In a collection built up predominantly of the prose poem, Gravendyk’s Harm writes through the space of illness (according to the press release, Gravendyk received a double lung transplant in September 2009), writing backwards through the dark, so that she might emerge from the other side, much in the way Sarah Manguso’s memoir The Two Kinds of Decay (New York NY: Farrar, Straus and Giroux, 2008) did on her own years of illness, and American poet Beth Bachmann’s poetry collection, Temper (Pittsburgh PA: University of Pittsburgh Press, 2009), wrote through grieving the murder of her sister by their father. In an interview with Omnidawn editor/publisher Rusty Morrison, included in the press package for the collection, Gravendyk says:
I wanted to offer a new narrative of the physical body constituted in perilous scenes of contact. Harm performs the loss of that fictive division between a unified body and its surrounding world. Terrifying and unlooked-for harmonies emerge in these poems, which dwell in a medicalized landscape where both the body and the land are monitored and laid bare. My intent was to trouble the idea of cure by recasting it in the terms of harm, to shift between warning and error, nature and the body. in the sense of Baudelaire’s “correspondences,” bloodclots externalize into “sunclots” and the air is “rusty with blood.” The book troubles the idea of cure by casting it also as a form of harm itself. Using versions of the prose poem and the lyric, I’m trying to navigate a landscape of extremity both frightening and filled with wonders. […] Part of what this book does is problematize the notion of “cure” by casting it as also a form of harm itself. The title “Harm” wants to trouble easy divisions between cure and harm, landscape and body, wakefulness and sleep. I think Harm drops a small bomb at the entry point of this book, forcing the reader to find their way in a place of partial ruin. That’s the hope, anyway.
There is such an incredible density to Gravendyk’s language, and this collection speaks to strength and frailty, of the human body and the natural world, and count among the finest prose poems I’ve read. This is very much a book of survival, and a deeper comprehension of just how close to the bone it can come.
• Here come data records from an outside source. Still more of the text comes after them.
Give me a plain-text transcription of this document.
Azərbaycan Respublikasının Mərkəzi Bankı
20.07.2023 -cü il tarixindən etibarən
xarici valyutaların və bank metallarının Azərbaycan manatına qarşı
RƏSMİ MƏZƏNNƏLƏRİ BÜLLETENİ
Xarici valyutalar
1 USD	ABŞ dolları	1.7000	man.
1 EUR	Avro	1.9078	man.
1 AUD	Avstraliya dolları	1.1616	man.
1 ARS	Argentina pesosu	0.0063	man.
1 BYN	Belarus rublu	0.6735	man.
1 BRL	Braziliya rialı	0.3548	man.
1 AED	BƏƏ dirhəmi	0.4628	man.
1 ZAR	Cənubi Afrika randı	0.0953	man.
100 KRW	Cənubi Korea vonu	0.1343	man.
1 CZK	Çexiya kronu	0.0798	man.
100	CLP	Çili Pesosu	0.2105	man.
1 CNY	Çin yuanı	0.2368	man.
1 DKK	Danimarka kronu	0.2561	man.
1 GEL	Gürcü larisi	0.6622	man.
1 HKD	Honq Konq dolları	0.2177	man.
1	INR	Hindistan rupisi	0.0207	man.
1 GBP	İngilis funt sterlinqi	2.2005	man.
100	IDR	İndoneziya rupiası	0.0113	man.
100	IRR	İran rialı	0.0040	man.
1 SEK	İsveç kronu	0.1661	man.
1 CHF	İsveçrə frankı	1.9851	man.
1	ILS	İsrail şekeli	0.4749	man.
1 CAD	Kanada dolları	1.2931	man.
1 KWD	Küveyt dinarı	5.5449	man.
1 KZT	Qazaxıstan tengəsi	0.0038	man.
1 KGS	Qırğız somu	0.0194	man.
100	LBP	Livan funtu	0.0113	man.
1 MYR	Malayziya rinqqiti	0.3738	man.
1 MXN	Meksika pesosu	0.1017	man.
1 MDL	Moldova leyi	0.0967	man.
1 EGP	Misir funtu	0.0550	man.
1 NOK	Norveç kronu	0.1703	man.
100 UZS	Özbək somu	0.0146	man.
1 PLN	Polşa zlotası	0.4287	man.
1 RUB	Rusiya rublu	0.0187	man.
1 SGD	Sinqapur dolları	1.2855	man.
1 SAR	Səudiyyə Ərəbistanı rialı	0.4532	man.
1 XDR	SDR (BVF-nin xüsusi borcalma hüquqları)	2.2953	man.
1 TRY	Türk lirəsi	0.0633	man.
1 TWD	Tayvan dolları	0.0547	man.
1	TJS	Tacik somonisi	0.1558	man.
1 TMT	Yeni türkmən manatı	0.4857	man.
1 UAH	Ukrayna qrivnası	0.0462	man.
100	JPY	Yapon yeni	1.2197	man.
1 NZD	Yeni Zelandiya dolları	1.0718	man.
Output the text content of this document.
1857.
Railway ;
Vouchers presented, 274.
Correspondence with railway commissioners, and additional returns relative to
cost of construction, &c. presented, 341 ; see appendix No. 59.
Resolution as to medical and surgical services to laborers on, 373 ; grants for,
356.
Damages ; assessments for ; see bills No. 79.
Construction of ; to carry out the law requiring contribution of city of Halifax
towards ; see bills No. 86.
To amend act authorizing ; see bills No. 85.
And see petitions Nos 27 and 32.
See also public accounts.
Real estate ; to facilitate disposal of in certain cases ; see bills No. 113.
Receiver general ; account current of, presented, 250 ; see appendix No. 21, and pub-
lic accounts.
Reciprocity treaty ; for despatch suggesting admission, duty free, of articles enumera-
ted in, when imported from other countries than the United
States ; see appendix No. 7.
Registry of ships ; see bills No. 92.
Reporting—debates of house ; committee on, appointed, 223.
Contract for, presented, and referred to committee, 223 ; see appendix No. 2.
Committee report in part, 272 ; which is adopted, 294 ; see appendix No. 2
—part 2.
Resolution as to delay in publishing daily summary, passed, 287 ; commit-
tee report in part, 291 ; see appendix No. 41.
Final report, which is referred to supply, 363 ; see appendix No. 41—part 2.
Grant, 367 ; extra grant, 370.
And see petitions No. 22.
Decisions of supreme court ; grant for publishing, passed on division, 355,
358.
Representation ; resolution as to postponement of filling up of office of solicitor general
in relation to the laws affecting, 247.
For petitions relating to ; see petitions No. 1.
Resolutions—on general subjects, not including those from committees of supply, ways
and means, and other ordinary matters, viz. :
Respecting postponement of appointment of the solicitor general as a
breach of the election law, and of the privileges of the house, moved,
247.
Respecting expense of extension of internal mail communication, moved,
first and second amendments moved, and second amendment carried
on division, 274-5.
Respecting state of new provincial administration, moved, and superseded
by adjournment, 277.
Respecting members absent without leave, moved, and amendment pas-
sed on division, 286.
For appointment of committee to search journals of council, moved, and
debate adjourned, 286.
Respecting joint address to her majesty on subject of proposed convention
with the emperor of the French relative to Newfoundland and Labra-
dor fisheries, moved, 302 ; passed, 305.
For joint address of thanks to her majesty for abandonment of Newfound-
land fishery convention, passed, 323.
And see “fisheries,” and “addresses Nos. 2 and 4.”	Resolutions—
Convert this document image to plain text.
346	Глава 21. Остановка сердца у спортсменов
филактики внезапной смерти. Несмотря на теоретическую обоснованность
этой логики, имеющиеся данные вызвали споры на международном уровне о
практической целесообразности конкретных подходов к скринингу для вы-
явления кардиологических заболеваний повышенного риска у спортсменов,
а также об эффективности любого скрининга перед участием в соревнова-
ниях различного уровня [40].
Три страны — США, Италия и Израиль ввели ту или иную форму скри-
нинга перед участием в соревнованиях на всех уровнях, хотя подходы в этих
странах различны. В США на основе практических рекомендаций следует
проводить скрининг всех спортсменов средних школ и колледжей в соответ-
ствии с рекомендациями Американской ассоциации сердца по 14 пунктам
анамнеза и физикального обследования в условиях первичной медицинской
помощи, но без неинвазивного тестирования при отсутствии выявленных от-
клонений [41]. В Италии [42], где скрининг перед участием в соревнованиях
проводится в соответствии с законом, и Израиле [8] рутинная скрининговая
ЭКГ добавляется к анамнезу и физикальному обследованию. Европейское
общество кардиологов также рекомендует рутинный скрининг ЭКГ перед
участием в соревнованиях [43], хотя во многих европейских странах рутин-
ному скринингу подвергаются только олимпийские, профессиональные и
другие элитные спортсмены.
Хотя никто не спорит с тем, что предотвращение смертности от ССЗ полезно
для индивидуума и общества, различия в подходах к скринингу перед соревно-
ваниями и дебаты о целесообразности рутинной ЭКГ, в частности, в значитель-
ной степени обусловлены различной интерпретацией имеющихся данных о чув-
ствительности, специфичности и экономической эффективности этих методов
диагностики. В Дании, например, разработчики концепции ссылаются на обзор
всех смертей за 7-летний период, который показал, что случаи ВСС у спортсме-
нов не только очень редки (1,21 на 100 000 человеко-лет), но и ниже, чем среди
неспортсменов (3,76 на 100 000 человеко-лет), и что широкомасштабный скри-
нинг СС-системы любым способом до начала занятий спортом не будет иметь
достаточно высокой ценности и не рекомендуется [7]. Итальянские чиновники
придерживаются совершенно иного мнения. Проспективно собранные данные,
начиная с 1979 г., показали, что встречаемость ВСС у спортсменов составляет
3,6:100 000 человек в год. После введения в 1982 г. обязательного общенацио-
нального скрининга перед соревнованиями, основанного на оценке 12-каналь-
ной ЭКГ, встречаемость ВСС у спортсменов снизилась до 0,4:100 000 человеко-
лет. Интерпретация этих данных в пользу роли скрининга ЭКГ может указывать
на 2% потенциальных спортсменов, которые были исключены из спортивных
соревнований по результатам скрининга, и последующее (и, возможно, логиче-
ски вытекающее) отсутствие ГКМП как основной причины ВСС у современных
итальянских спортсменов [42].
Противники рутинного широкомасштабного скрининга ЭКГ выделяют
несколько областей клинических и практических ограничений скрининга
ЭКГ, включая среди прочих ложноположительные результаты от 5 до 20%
As she writes at the opening of the poem “THE SEVEN SINS OF MEMORY,” “Pain’s absence, like a footprint in snow // but the iron had eaten into my flesh // there was nothing, nothing to record.”
SAFEKEEPING
These were our secrets: samples from a charred heart, beak ligament, sharp fist of serpentine. We traded our phosphorous and filament for a ten-pin lock and were comforted. We knew that the right chemicals could make anything glow, knew that our discoveries were too delicate for exposure, and how distant, how troubling outside our rare cabinets! A little more protection and another specimen: clinging ring of iris, breath-bottle, bone, or scab. It was dangerous but it was ours for safekeeping. We wanted something coarser than blood to course through us: beeswarm and fiberglass. Wanted to glitter and wound and the same time.